Well-posedness of a model of nonhomogeneous compressible-incompressible fluids

TL;DR

This paper establishes local existence and uniqueness of solutions for a density-dependent compressible-incompressible fluid model, using paradifferential techniques, and analyzes convergence of numerical approximation methods.

Contribution

It introduces a new analytical approach for a simplified fluid model, proving well-posedness and convergence of numerical schemes.

Findings

Proved local existence and uniqueness in Sobolev spaces.

Demonstrated convergence of projection and artificial compressibility methods.
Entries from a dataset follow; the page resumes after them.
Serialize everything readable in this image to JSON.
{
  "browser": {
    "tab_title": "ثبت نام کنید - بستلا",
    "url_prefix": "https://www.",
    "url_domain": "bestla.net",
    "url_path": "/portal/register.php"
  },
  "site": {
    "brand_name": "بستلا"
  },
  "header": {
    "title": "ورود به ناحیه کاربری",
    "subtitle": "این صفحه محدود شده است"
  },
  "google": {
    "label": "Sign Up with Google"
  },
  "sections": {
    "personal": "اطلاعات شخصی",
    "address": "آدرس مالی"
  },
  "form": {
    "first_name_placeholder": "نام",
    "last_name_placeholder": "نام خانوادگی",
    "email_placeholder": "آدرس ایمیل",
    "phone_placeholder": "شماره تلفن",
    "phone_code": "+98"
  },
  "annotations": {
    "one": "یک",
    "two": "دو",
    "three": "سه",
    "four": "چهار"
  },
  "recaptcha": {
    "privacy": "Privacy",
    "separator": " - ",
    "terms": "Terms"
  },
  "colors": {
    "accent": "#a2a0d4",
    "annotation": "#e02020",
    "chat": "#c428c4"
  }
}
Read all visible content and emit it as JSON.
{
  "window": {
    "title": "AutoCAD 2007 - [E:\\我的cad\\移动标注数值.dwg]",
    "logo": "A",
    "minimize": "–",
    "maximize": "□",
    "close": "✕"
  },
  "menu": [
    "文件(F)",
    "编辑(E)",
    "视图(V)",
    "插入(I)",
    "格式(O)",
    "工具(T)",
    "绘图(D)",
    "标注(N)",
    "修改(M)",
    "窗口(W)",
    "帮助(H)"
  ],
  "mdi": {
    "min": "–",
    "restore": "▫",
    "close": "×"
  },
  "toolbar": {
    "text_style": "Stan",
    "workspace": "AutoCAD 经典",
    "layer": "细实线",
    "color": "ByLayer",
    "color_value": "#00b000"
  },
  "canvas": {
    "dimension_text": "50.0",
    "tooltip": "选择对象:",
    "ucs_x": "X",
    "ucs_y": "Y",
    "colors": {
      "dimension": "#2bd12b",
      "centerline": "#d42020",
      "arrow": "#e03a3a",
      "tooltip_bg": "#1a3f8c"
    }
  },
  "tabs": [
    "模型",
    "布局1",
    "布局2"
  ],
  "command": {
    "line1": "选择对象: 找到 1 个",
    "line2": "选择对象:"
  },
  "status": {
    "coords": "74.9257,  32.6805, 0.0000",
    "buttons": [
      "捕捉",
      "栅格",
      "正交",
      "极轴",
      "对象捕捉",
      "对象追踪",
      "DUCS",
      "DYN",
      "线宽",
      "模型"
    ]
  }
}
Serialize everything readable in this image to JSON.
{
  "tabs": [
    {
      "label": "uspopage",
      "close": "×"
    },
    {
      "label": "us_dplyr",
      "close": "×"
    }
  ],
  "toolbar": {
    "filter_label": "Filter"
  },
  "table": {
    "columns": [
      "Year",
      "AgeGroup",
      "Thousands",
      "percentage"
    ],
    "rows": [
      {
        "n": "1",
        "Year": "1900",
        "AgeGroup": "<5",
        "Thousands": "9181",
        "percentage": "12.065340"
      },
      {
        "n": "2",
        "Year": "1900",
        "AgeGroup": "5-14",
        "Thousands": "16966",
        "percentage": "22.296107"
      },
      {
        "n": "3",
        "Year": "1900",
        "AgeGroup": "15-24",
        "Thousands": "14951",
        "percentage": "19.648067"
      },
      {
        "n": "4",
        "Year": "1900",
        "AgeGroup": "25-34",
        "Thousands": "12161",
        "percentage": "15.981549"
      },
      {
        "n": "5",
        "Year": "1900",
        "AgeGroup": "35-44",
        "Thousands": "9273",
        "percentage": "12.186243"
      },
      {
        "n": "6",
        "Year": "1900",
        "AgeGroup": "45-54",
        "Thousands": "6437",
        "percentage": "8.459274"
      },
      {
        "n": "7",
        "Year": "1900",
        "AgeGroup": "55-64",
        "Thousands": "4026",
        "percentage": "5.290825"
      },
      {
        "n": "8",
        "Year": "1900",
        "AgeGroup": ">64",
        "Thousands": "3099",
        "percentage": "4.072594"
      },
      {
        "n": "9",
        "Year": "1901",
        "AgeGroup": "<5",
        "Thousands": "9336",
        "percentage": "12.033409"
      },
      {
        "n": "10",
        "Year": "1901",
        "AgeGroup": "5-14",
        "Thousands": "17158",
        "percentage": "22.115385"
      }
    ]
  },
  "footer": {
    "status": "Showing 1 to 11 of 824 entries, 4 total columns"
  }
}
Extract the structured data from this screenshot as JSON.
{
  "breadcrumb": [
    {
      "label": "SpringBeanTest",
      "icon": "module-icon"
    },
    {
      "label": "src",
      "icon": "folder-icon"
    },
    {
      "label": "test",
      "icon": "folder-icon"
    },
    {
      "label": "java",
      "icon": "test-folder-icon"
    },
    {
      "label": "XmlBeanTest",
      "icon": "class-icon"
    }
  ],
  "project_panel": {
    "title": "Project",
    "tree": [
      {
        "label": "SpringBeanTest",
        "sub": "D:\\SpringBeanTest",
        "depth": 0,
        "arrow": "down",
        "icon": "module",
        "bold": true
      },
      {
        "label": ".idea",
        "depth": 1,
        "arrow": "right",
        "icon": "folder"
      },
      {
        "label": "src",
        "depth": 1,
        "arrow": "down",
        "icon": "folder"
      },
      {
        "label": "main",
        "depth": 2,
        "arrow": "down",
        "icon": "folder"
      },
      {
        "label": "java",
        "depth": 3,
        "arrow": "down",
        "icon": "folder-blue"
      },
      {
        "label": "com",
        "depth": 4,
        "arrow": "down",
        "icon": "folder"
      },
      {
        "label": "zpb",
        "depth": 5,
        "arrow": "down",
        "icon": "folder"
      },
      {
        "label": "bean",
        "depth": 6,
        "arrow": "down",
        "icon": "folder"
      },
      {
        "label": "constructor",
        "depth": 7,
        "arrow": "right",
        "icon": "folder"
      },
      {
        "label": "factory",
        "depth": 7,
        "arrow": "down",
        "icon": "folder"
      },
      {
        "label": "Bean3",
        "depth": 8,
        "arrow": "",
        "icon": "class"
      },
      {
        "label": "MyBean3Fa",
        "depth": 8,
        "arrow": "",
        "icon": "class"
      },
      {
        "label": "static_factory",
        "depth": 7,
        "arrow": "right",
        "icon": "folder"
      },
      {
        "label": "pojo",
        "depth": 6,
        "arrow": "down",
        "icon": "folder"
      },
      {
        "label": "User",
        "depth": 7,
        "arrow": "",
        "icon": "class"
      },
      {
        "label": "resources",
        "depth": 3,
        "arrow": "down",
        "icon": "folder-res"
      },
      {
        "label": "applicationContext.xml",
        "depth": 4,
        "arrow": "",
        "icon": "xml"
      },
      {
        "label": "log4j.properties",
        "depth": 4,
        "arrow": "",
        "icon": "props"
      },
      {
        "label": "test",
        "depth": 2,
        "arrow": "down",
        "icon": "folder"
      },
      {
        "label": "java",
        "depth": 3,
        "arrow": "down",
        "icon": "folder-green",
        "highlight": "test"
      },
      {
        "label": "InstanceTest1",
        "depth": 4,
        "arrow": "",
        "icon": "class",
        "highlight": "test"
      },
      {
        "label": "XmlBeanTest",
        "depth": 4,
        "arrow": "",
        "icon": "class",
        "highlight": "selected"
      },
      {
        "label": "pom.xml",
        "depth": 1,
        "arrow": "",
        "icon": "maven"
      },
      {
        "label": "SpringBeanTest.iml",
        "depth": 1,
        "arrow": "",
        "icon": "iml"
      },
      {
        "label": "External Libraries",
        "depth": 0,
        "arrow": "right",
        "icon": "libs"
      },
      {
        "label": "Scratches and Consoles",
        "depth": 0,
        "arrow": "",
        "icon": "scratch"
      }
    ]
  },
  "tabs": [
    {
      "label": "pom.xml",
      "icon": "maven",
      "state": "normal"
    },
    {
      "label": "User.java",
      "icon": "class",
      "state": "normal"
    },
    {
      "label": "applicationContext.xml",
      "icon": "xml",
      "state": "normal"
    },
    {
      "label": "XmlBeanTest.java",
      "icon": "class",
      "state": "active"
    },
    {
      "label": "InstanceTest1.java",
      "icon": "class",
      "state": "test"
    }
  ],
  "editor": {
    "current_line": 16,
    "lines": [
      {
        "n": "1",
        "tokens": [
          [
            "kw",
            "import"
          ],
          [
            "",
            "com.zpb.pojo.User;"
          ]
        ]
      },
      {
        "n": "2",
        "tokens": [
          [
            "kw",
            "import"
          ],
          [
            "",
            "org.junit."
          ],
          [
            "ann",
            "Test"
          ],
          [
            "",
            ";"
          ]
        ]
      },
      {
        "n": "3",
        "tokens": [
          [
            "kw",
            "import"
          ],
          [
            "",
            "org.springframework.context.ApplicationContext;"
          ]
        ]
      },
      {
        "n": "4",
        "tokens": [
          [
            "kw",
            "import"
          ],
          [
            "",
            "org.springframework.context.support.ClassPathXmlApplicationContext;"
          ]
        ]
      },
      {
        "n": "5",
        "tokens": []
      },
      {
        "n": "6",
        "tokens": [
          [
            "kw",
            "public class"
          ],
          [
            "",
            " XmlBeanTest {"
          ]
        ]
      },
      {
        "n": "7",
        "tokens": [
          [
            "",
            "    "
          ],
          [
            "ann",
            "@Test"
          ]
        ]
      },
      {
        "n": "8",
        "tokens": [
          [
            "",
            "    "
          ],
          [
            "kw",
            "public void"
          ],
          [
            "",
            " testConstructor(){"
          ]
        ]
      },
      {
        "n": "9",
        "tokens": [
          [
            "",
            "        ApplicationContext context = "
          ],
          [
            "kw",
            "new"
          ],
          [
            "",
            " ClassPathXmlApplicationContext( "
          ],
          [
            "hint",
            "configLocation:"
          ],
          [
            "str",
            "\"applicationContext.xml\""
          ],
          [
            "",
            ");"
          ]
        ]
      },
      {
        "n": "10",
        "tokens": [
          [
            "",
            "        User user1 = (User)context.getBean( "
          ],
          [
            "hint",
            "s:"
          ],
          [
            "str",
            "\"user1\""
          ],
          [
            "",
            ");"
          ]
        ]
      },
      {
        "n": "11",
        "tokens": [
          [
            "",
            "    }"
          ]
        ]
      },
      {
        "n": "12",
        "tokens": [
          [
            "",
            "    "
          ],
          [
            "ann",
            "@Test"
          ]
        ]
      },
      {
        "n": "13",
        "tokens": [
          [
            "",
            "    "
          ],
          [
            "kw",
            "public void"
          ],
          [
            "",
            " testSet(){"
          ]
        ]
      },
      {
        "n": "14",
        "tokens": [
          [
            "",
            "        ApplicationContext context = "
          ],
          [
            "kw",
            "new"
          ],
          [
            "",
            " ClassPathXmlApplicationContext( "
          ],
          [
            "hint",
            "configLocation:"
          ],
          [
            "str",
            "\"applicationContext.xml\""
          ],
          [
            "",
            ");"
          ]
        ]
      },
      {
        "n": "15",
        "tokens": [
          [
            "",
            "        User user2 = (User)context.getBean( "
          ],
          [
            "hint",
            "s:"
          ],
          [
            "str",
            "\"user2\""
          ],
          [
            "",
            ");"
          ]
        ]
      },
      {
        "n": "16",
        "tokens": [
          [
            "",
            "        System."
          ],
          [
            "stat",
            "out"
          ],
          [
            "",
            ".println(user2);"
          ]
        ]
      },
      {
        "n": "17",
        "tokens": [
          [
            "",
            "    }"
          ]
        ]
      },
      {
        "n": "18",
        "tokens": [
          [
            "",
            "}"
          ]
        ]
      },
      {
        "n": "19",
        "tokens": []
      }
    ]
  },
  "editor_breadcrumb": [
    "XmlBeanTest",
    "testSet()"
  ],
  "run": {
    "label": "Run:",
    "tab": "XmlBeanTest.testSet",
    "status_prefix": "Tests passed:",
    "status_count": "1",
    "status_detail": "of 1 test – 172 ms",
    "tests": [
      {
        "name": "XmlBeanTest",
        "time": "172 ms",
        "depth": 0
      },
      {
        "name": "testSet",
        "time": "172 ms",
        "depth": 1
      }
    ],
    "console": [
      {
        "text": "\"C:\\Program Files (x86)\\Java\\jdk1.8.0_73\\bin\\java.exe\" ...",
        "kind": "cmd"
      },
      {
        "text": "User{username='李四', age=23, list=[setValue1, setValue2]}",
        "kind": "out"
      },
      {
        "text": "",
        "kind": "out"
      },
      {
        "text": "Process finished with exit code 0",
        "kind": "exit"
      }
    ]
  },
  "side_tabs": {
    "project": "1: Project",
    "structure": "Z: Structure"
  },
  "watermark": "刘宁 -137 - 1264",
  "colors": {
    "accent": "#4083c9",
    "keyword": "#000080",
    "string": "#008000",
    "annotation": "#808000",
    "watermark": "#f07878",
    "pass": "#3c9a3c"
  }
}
Provided a new framework for analyzing density-dependent fluid models.

Abstract

We propose a model of a density-dependent compressible-incompressible fluid, which is intended as a simplified version of models based on mixture theory as, for instance, those arising in the study of biofilms, tumor growth and vasculogenesis. Though our model is, in some sense, close to the density-dependent incompressible Euler equations, it presents some differences that require a different approach from an analytical point of view. In this paper, we establish a result of local existence and uniqueness of solutions in Sobolev spaces to our model, using paradifferential techniques. Besides, we show the convergence of both a continuous version of the Chorin-Temam projection method, viewed as a singular perturbation type approximation, and the 'artificial compressibility method'.